Google to UK: Screw Your Laws!Written by Michael Levanduski
August 20, 2013 # 5:01 pm # Industry News, Legal Challenges, Specials # 5 Comments
Google was forced to pay $22.5 Million to settle a case against the US FTC concerning the cookie-privacy settings, which were circumvented in the Safari browser. This was a complicated and well documented case which cost Google a significant amount of time and money, as well as required them to change how they used cookies in some cases. Undoubtedly emboldened by the results of the case, Apple users in the UK have filed a civil lawsuit in the UK using the same facts.
In a surprising move by Google’s legal team, they responded by saying the case should be dismissed on jurisdictional grounds. They argued that Google is not subject to UK privacy laws, and that the plaintiffs should have to come to California to re-file. Google, which is based in California, is suggesting that even though they do business in the UK, they shouldn’t have to be subject to the laws of that country.
This goes against the way international law has worked for many years, and if the UK courts accept their request (which seems exceedingly unlikely), it would be a president that could be used in thousands of cases each year. What it would essentially do is show that a company is only required to follow the laws of the territory where it is based out of, not the laws of the areas it does business in. This odd ‘corporate diplomatic immunity’ would undoubtedly have very long reaching consequences.

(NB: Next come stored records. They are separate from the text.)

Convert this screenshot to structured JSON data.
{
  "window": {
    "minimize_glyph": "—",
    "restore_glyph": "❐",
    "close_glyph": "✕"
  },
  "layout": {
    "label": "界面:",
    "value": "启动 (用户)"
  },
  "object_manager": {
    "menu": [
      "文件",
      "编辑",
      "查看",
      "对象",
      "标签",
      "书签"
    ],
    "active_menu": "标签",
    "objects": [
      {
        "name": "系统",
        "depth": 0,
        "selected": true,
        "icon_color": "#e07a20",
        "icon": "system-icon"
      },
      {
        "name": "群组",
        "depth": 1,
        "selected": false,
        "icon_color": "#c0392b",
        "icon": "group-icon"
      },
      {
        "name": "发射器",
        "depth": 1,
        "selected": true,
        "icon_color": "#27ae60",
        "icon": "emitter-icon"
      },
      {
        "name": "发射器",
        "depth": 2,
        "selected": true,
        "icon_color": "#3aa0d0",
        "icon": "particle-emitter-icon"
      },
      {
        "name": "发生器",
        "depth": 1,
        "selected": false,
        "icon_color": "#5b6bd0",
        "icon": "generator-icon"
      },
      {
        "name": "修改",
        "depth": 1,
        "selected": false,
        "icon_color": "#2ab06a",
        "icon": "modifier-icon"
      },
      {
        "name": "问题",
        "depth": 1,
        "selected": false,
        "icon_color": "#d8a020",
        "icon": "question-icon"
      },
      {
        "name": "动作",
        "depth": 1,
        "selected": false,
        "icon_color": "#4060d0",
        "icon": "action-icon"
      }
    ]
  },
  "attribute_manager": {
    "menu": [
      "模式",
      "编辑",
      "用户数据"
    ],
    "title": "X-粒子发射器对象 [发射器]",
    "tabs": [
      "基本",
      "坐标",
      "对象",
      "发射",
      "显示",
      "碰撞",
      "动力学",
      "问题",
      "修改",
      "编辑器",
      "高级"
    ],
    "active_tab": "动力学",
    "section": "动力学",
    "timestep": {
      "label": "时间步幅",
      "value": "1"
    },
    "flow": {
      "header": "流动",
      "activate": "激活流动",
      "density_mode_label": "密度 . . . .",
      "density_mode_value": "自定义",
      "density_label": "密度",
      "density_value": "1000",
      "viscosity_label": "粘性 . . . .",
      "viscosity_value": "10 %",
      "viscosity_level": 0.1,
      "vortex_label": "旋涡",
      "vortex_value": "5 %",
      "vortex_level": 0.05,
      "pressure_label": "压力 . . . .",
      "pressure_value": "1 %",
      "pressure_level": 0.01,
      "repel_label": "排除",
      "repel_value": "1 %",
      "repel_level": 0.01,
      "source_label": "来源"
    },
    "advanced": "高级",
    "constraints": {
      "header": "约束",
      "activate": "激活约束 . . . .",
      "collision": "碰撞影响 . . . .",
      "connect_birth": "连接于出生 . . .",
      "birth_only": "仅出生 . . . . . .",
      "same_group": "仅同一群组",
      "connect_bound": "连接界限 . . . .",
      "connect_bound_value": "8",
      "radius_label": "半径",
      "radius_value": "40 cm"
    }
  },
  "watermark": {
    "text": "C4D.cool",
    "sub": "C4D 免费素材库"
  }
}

What would happen if, for example, Google moved their headquarters to a country which allowed corporate espionage or other direct spying on customers (even more than is allowed in the US that is). Countless other examples of why this is not the way international corporate law should work can be thought of, but when it comes to the legal system, you never know what is going to happen.
It certainly seems improbable that the UK courts would give up jurisdiction in this case, but it will be something everyone doing business online will want to keep their eyes on. Even if the UK rejects this request by Google, it will make for an interesting response by the courts.